Wir geben einen Überblick über die wesentlichen geplanten Änderungen – und die schon jetzt aufkommende Kritik:
- Keine Fixum-Erhöhung
Wer die im Koalitionsvertrag vorgesehene Erhöhung des Apothekenpackungsfixums von EUR 8,35 auf EUR 9,50 (bis zu EUR 11,00 bei besonderen Fällen) im aktuellen Reformentwurf sucht, sucht vergebens. Die Fixum-Erhöhung, sprich der Betrag, den Apotheken für jede abgegebene Packung verschreibungspflichtiger Arzneimittel erhalten, wurde bis auf Weiteres aufgrund der angespannten wirtschaftlichen Lage verschoben.
- Langfristige Honoraranpassung durch Verhandlung
Honorare und Zuschläge für Nacht- und Teilnotdienste sollen künftig regelmäßig zwischen Apothekenverbänden und Kassen verhandelt werden. Ziel ist eine dynamischere Vergütungsstruktur, die Markt- und Kostenentwicklungen besser abbildet. Die Arbeitsgemeinschaft der Berufsvertretungen Deutscher Apotheker (ABDA) wirft der Politik vor, mit der Aussetzung der zugesagten Honoraranhebung ihr Wort gebrochen zu haben und warnt, dass dies gemeinsam mit den unsicheren Rahmenbedingungen für künftige Vergütungsverhandlungen zu wirtschaftlicher Instabilität führe und vor allem kleine Apotheken in ihrer Existenz gefährde.
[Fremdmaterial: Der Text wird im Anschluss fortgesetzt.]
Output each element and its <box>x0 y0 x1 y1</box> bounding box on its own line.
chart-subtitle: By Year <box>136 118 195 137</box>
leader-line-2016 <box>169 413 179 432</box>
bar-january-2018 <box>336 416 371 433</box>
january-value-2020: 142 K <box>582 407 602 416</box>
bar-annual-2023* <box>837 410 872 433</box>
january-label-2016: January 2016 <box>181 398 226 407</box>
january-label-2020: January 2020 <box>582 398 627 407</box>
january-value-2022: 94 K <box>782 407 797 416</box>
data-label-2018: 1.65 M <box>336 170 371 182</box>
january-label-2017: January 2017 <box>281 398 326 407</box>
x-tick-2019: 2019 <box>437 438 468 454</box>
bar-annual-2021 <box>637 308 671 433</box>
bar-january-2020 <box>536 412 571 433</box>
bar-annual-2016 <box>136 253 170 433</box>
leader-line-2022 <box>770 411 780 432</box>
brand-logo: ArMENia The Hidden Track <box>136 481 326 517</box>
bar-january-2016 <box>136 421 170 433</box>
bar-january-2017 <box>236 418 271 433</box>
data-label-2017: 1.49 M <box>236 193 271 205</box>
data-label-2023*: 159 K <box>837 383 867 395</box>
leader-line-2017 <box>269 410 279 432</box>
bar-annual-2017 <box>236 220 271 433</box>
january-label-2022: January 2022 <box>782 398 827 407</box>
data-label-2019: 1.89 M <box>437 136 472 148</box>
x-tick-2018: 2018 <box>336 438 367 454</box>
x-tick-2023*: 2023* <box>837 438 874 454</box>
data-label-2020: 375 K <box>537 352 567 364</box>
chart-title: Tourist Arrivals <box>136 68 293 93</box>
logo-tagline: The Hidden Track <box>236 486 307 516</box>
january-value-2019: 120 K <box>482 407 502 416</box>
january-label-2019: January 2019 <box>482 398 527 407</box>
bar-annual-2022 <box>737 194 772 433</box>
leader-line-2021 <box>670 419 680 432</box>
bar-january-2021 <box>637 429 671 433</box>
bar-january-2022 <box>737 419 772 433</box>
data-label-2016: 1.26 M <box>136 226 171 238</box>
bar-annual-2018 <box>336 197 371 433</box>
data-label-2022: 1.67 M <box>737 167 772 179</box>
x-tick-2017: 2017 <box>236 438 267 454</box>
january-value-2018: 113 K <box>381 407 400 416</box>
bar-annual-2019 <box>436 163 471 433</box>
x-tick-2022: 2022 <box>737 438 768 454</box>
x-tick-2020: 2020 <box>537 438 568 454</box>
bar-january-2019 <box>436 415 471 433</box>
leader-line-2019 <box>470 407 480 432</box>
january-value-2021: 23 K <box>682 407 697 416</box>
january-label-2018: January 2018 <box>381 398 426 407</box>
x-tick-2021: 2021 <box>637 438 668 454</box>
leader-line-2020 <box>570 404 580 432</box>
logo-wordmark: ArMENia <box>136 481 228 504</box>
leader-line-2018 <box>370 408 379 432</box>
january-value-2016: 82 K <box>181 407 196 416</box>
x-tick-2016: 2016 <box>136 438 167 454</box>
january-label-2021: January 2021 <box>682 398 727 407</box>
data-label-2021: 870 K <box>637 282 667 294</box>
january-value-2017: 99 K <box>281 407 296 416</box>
- Ausschluss der Nullretaxation
Die Fälle der Nullretaxation aufgrund rein formaler Gründe sollen abgeschafft werden, wenn die versicherte Person sachgerecht versorgt worden ist. Eine Ablehnung der Kostenübernahme durch die Krankenkassen wäre damit künftig in vielen Fällen ausgeschlossen. Das schafft mehr Rechtssicherheit für Apotheken und stärkt die Versorgungspraxis.
- PTA-Vertretungsregel
Pharmazeutisch-Technische Assistent:innen (PTA) sollen nach zweijähriger Weiterbildung bis zu 20 Tage pro Jahr die Leitung einer Apotheke übernehmen können. Das soll mehr Flexibilität bei Personalengpässen schaffen und kleine Betriebe unterstützen, die nicht dauerhaft eine approbierte Leitung gewährleisten können. Kritiker sehen jedoch Risiken bei der Gewährleistung der Fachkompetenz und der Patientensicherheit („Apotheke ohne Apotheker“).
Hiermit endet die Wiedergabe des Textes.